Участник литературно-художественного объединения творческой молодёжи «Гатарапак» (в 1921 избран вице-председателем). В 1922 г. вместе с поэтом Б. Б. Божневым организовал «Выставку Тринадцати», в которой приняли участие художники, объединившиеся вокруг редакции журнала «Удар» (1922–1924), и поэты А. С. Гингер, Г. С. Евангулов, В. С. Познер, А. М. Юлиус и другие; с докладом о парижской группе русских поэтов выступил К. В. Мочульский (Новая русская книга. 1922. № 9. С. 33). Участвовал в литературных объединениях «Через», «Перекрёсток». Посещал литературно-философский салон «Зелёная лампа», на третьем заседании (1 марта 1927) при обсуждении доклада 3. Н. Гиппиус «Русская литература в изгнании» спровоцировал полемику, назвав Париж новой литературной столицей России: «…близко время, когда всем будет ясно, что столица русской литературы не Москва, а Париж» (Новый корабль. 1927. № 2. С. 42). В дальнейшем на эту фразу неоднократно ссылались в статьях, посвящённых эмигрантской литературе, например М. Л. Слоним в «Литературном дневнике» («...что бы ни говорили Кнуты, Париж остаётся не столицей, а уездом русской литературы» // Воля России. 1928. № 7. С. 64), Г. В. Адамович в статье «О литературе в эмиграции» (Последние новости. 1931. № 3732. С. 2.) и др.
Печатался в журналах «Благонамеренный», «Воля России», «Звено»; совместно с Н. Н. Берберовой, Ю. К. Терапиано и В. Б. Фохтом издавал журнал «Новый дом» (1926–1927. № 1–3).
Бодрая и жизнеутверждающая тональность поэтики, переходящая в торжественный глас библейского пророка; сцены, насыщенные эротизмом, «семитической святостью деторождения и плодородия» (Зновско-Боровский Е. А. Парижские поэты // Воля России. 1926. № 1. С. 161), резко контрастировали с трагическими, «упадочными» настроениями, преобладавшими в произведениях эмигрантской молодёжи. «Религиозное восприятие мира и в нём самом соединение "бедного и грубого тела" – добавлю, весьма чувственного – с "весёлой душой" по-особому выделяли его и, естественно, подчёркивали своеобразие его Музы» (Бахрах А. В. По памяти, по записям. Париж, 1980. С. 125).

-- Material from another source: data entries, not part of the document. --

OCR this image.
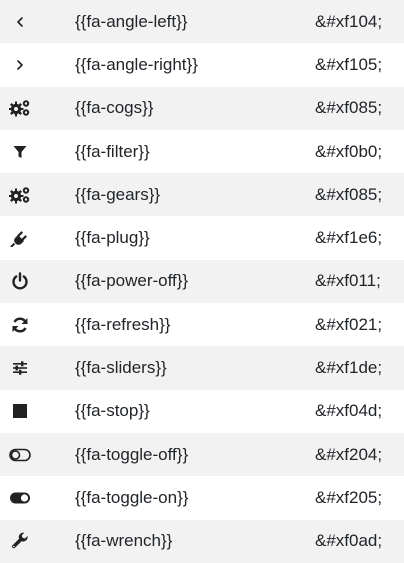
{{fa-angle-left}}	&#xf104;
{{fa-angle-right}}	&#xf105;
{{fa-cogs}}	&#xf085;
{{fa-filter}}	&#xf0b0;
{{fa-gears}}	&#xf085;
{{fa-plug}}	&#xf1e6;
{{fa-power-off}}	&#xf011;
{{fa-refresh}}	&#xf021;
{{fa-sliders}}	&#xf1de;
{{fa-stop}}	&#xf04d;
{{fa-toggle-off}}	&#xf204;
{{fa-toggle-on}}	&#xf205;
{{fa-wrench}}	&#xf0ad;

В 1925 г. вступил в парижский Союз молодых поэтов и писателей, на вечере 20 июня того же года представил стихотворный сборник «Моих тысячелетий» (вступительное слово Ю. К. Терапиано), названный по финальным строкам стихотворения «Я, Довид-Ари бен-Меир…»:
Я,
Довид-Ари бен-Меир,Тысячелетия бродившее вино,
Остановился на песке путей,
Чтобы сказать вам, братья, слово
Про тяжкий груз любови и тоски –
Блаженный груз моих тысячелетий.
Необычное название сборника зачастую вызывало недоумение: «...эти слова, стоящие в родительном падеже, звучат варваризмом, недопустимым в книге русских стихов» [Н. Н. Берберова (под псевдонимом Ивелич). Отклики // Звено. 1925. № 128. С. 4]; «...сколько его не убеждали, что такое заглавие не совсем понятно и вдобавок звучит не по-русски, он упёрся, словно повторяя "так я стою и не могу иначе"» (Бахрах А. В. По памяти, по записям. Париж, 1980. С. 125) и др.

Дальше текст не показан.